Room for truth: a new ritual for meaning making in a physical digital future
thesisposted on 23.05.2021, 11:13 by Bonnie J. Stinson
Room for Truth introduces a new physical-digital ritual which strengthens the connection between the self and the other by integrating the body’s sensory potential into social media. From self-trackers to Instagram, people are using technology to facilitate self-observation and connection with community, but mostly media fails to incorporate the body in two major ways. Firstly, the storytelling options available on mainstream platforms are largely restricted to photographic content and text-based commentary. This serves a visual-first design hierarchy which disregards the full sensory capacities of the body as n expressive organ, a natural storytelling interface which is the inheritance of all human beings. Secondly, the built environments in which people engage in genuine self-reflection are often private, tech-free spaces. However, public truth-telling can pull people out of filter bubbles, reduce polarization, instill empathy, and motivate people to take more informed action.
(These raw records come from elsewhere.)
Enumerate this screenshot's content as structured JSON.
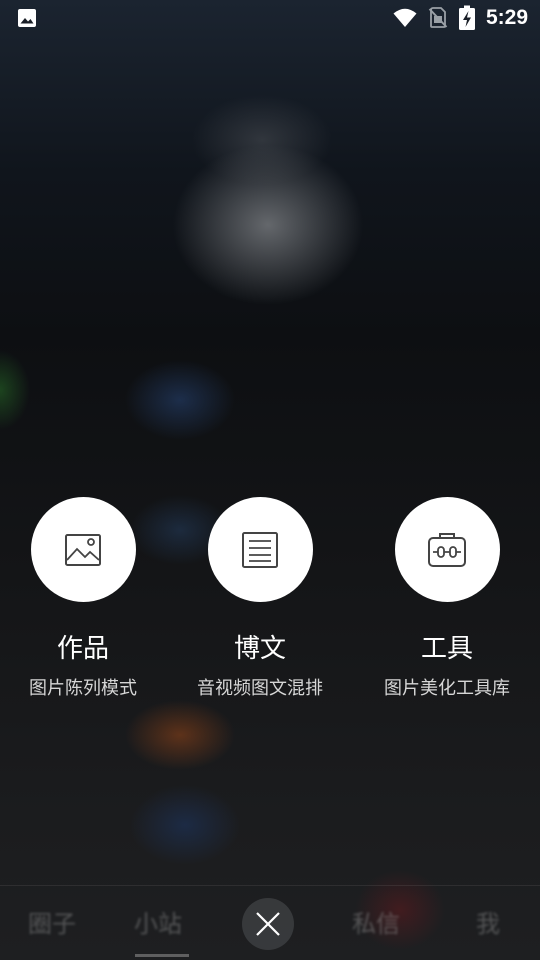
{
  "status_bar": {
    "time": "5:29",
    "icons": [
      "gallery-icon",
      "wifi-icon",
      "no-sim-icon",
      "battery-charging-icon"
    ]
  },
  "actions": [
    {
      "icon": "image-icon",
      "title": "作品",
      "subtitle": "图片陈列模式"
    },
    {
      "icon": "article-icon",
      "title": "博文",
      "subtitle": "音视频图文混排"
    },
    {
      "icon": "toolbox-icon",
      "title": "工具",
      "subtitle": "图片美化工具库"
    }
  ],
  "bottom_nav": {
    "items": [
      "圈子",
      "小站",
      "私信",
      "我"
    ],
    "active_index": 1,
    "close_icon": "close-icon"
  }
}
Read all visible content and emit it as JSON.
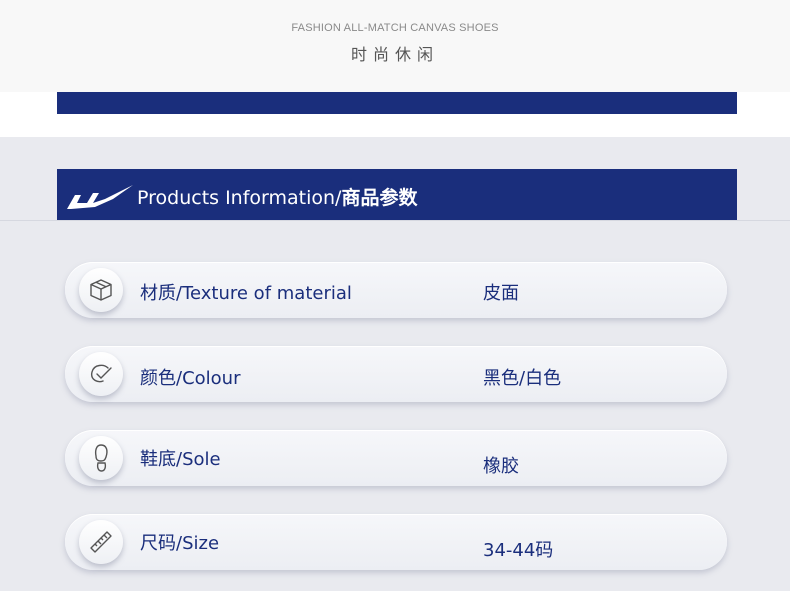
{
  "header": {
    "subtitle": "FASHION ALL-MATCH CANVAS SHOES",
    "title": "时尚休闲"
  },
  "section": {
    "title_en": "Products Information/",
    "title_cn": "商品参数"
  },
  "specs": [
    {
      "icon": "box-icon",
      "label": "材质/Texture of material",
      "value": "皮面"
    },
    {
      "icon": "color-swatch-icon",
      "label": "颜色/Colour",
      "value": "黑色/白色"
    },
    {
      "icon": "shoe-sole-icon",
      "label": "鞋底/Sole",
      "value": "橡胶"
    },
    {
      "icon": "ruler-icon",
      "label": "尺码/Size",
      "value": "34-44码"
    }
  ],
  "colors": {
    "brand_navy": "#1a2e7c",
    "background": "#e9eaef"
  }
}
The Room for Truth project aims to resolve these challenges by imagining a new social media which uses the body as its generative interface. It reimagines the method, the environment, and the appearance of existing methods of self-reflection to better facilitate collective truth-telling by focusing on uniting technology with the sensory storytelling potential of the human body. Specifically, the Room for Truth prototype introduces a new visual language for truth-telling in three ways: 1) a public-private booth with theming that invites self-reflection; 2) symbolic objects with embedded NFC tags which draw upon memory and sensory attributes to inspire complex storytelling; and 3) a mobile application which captures data and translates it into meaningful abstract animations which are publicly searchable. This paper discusses the Room for Truth project and the implications of a truth-telling process which bridges the physical, digital, and emotional to capture, reflect, contextualize, and transform personal and collective experiences: a new ritual for meaning-making in a physical-digital future.